The story of Wirecard AG is full of intricacies. Some claim that its former chief operating officer, Jan Marsalek, was allegedly an operative of the Russian military intelligence, and after becoming a wanted fugitive, he is currently hiding out in Russia. Others claim that they have faced hacking attempts after publicly criticizing the firm. Warning signs came as early as 2008, and ended in 2020 when the firm filed for insolvency after revealing that 1.9 billion Euros were simply “missing.”

8. Bank of New England Corporation

Asset Value at Time of Bankruptcy: $30 billion

The Bank of New England Corporation was an American regional bank that was set up in 1985 and headquartered in Boston, Massachusetts. It had been the 18th largest bank in America at its peak, and when it went down, it was still in the list of top 50 banks in the country.

Trouble at the Bank of New England Corporation began in 1990 when it posted a $1.2 billion loss. This came as the bank made risky real estate investments to fuel growth, but as the market slowed, these turned into losses instead. Just as the first signs of trouble started to emerge, the Federal Reserve and the Federal Deposit Insurance Corporation (FDIC) tried to save the Bank of New England Corporation by pumping in close to $3 billion. The bank’s customers started to panic, and withdrew their deposits after spending time in long lines outside the Bank of New England Corporation’s branches. However, the measures failed and eventually, the bank was divided into parts and sold off. Payments continued until as long as 2009.

7. FTX

Asset Value at Time of Bankruptcy: $32 billion

FTX is a cryptocurrency exchange that is headquartered in the Bahamas. An abbreviation for ‘Futures Exchange’ the firm was set up in 2019 and within just three years it would see its valuation jump to a whopping $32 billion.

In hindsight, FTX’s troubles were always there due to the relationship between it and the trading platform Alameda Research. Alameda, a trading company, owns FTX, the exchange in which Alameda’s stablecoins are traded. This then ensured that Alameda profited when traders on FTX lost. A large chunk of Alameda’s assets were also held in the form of FTT tokens issued by FTX, and the chips started to fall when Binance chief Changpeng Zhao revealed that his firm will sell its FTT holdings. This led to a panic, and FTT’s price dropped rapidly, and since Alameda’s assets were also in FTT, the trading arm also dropped in value. The scope of mismanagement of client funds was revealed by the Wall Street Journal, which outlined that FTX had lent Alameda $10 billion of client money, which couldn’t be recovered since Alameda suffered from the FTT price drop.

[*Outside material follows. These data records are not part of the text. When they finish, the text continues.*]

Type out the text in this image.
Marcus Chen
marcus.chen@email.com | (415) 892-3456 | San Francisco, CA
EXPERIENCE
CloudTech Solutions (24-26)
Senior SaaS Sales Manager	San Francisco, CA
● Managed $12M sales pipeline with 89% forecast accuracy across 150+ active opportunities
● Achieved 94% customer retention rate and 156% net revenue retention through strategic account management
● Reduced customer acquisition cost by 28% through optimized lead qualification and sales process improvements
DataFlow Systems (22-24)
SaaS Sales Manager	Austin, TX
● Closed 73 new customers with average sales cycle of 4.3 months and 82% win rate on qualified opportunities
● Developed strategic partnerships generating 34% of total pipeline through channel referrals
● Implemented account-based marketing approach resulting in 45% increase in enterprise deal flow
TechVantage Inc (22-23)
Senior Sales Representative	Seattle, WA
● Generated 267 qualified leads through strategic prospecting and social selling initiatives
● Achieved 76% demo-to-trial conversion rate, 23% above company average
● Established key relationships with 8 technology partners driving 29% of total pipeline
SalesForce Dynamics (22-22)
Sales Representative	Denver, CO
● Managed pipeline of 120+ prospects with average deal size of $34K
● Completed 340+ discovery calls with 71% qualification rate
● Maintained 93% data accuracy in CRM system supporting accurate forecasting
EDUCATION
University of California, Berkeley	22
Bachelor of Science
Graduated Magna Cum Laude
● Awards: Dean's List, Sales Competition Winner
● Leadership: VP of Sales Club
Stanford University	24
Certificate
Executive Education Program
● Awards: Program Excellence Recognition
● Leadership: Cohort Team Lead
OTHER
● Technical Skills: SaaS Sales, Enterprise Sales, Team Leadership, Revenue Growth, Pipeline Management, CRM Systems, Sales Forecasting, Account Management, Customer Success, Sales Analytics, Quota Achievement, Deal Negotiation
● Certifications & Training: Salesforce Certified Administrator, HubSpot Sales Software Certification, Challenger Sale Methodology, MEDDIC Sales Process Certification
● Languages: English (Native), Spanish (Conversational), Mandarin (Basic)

These recent events have made major companies more vigilant, who were already hiring entities like Goldman Sachs Group Inc (NYSE:GS), Credit Suisse Group AG (NYSE:CS), and Bank of America Corp (NYSE:BAC)  for due diligence and audits before making any major deals, especially in the crypto markets.

6. Refco

Asset Value at Time of Bankruptcy: $33 billion

Refco was a commodities and futures contract broker that was headquartered in New York, New York, the United States. The firm was set up in 1969, and would go on to sell its shares on the New York Stock Exchange (NYSE) in 2005.

Refco’s decision to list its shares on the stock market also led to the start of a chain of events that would eventually see it become a gone concern. The firm’s chief executive officer Phillip R. Bennett used a shell game in which he hid his company’s bad debt by creating a fake company that bought the debt from Refco, and used money borrowed from Refco to pay the debts. In short, Mr. Bennett used Refco’s money to buy debts that Refco couldn’t recover.

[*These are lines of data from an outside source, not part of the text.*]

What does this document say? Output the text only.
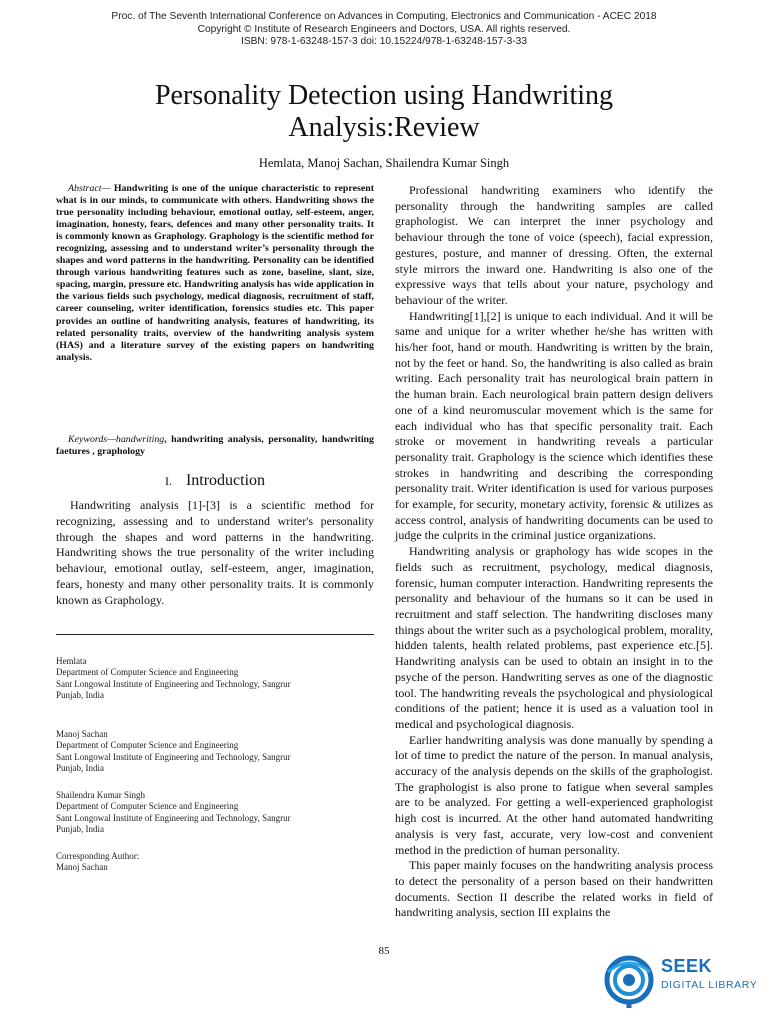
Proc. of The Seventh International Conference on Advances in Computing, Electronics and Communication - ACEC 2018
Copyright © Institute of Research Engineers and Doctors, USA. All rights reserved.
ISBN: 978-1-63248-157-3 doi: 10.15224/978-1-63248-157-3-33
Personality Detection using Handwriting
Analysis:Review
Hemlata, Manoj Sachan, Shailendra Kumar Singh

Abstract— Handwriting is one of the unique characteristic to represent what is in our minds, to communicate with others. Handwriting shows the true personality including behaviour, emotional outlay, self-esteem, anger, imagination, honesty, fears, defences and many other personality traits. It is commonly known as Graphology. Graphology is the scientific method for recognizing, assessing and to understand writer’s personality through the shapes and word patterns in the handwriting. Personality can be identified through various handwriting features such as zone, baseline, slant, size, spacing, margin, pressure etc. Handwriting analysis has wide application in the various fields such psychology, medical diagnosis, recruitment of staff, career counseling, writer identification, forensics studies etc. This paper provides an outline of handwriting analysis, features of handwriting, its related personality traits, overview of the handwriting analysis system (HAS) and a literature survey of the existing papers on handwriting analysis.

Keywords—handwriting, handwriting analysis, personality, handwriting faetures , graphology

I. Introduction

Handwriting analysis [1]-[3] is a scientific method for recognizing, assessing and to understand writer's personality through the shapes and word patterns in the handwriting. Handwriting shows the true personality of the writer including behaviour, emotional outlay, self-esteem, anger, imagination, fears, honesty and many other personality traits. It is commonly known as Graphology.

Hemlata
Department of Computer Science and Engineering
Sant Longowal Institute of Engineering and Technology, Sangrur
Punjab, India
Manoj Sachan
Department of Computer Science and Engineering
Sant Longowal Institute of Engineering and Technology, Sangrur
Punjab, India
Shailendra Kumar Singh
Department of Computer Science and Engineering
Sant Longowal Institute of Engineering and Technology, Sangrur
Punjab, India
Corresponding Author:
Manoj Sachan

Professional handwriting examiners who identify the personality through the handwriting samples are called graphologist. We can interpret the inner psychology and behaviour through the tone of voice (speech), facial expression, gestures, posture, and manner of dressing. Often, the external style mirrors the inward one. Handwriting is also one of the expressive ways that tells about your nature, psychology and behaviour of the writer.

Handwriting[1],[2] is unique to each individual. And it will be same and unique for a writer whether he/she has written with his/her foot, hand or mouth. Handwriting is written by the brain, not by the feet or hand. So, the handwriting is also called as brain writing. Each personality trait has neurological brain pattern in the human brain. Each neurological brain pattern design delivers one of a kind neuromuscular movement which is the same for each individual who has that specific personality trait. Each stroke or movement in handwriting reveals a particular personality trait. Graphology is the science which identifies these strokes in handwriting and describing the corresponding personality trait. Writer identification is used for various purposes for example, for security, monetary activity, forensic & utilizes as access control, analysis of handwriting documents can be used to judge the culprits in the criminal justice organizations.

Handwriting analysis or graphology has wide scopes in the fields such as recruitment, psychology, medical diagnosis, forensic, human computer interaction. Handwriting represents the personality and behaviour of the humans so it can be used in recruitment and staff selection. The handwriting discloses many things about the writer such as a psychological problem, morality, hidden talents, health related problems, past experience etc.[5]. Handwriting analysis can be used to obtain an insight in to the psyche of the person. Handwriting serves as one of the diagnostic tool. The handwriting reveals the psychological and physiological conditions of the patient; hence it is used as a valuation tool in medical and psychological diagnosis.

Earlier handwriting analysis was done manually by spending a lot of time to predict the nature of the person. In manual analysis, accuracy of the analysis depends on the skills of the graphologist. The graphologist is also prone to fatigue when several samples are to be analyzed. For getting a well-experienced graphologist high cost is incurred. At the other hand automated handwriting analysis is very fast, accurate, very low-cost and convenient method in the prediction of human personality.

This paper mainly focuses on the handwriting analysis process to detect the personality of a person based on their handwritten documents. Section II describe the related works in field of handwriting analysis, section III explains the

85
SEEK
DIGITAL LIBRARY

This scheme started in 2002 and was discovered in October 2005, just two months after Refco was listed on the NYSE. It called a loss of big names in finance into question, as heavy hitters such as Goldman Sachs Group Inc (NYSE:GS), Credit Suisse Group AG (NYSE:CS), and Bank of America Corp (NYSE:BAC) had all completed due diligence into Refco before it was listed on the public stock market. As for Mr. Bennett, he was sentenced to 16 years in Federal Prison in 2008. Refco had more than $900 million in bad debts and fake bonds, and a year before its collapse, its chief financial officer also left the firm with a $45 million payout.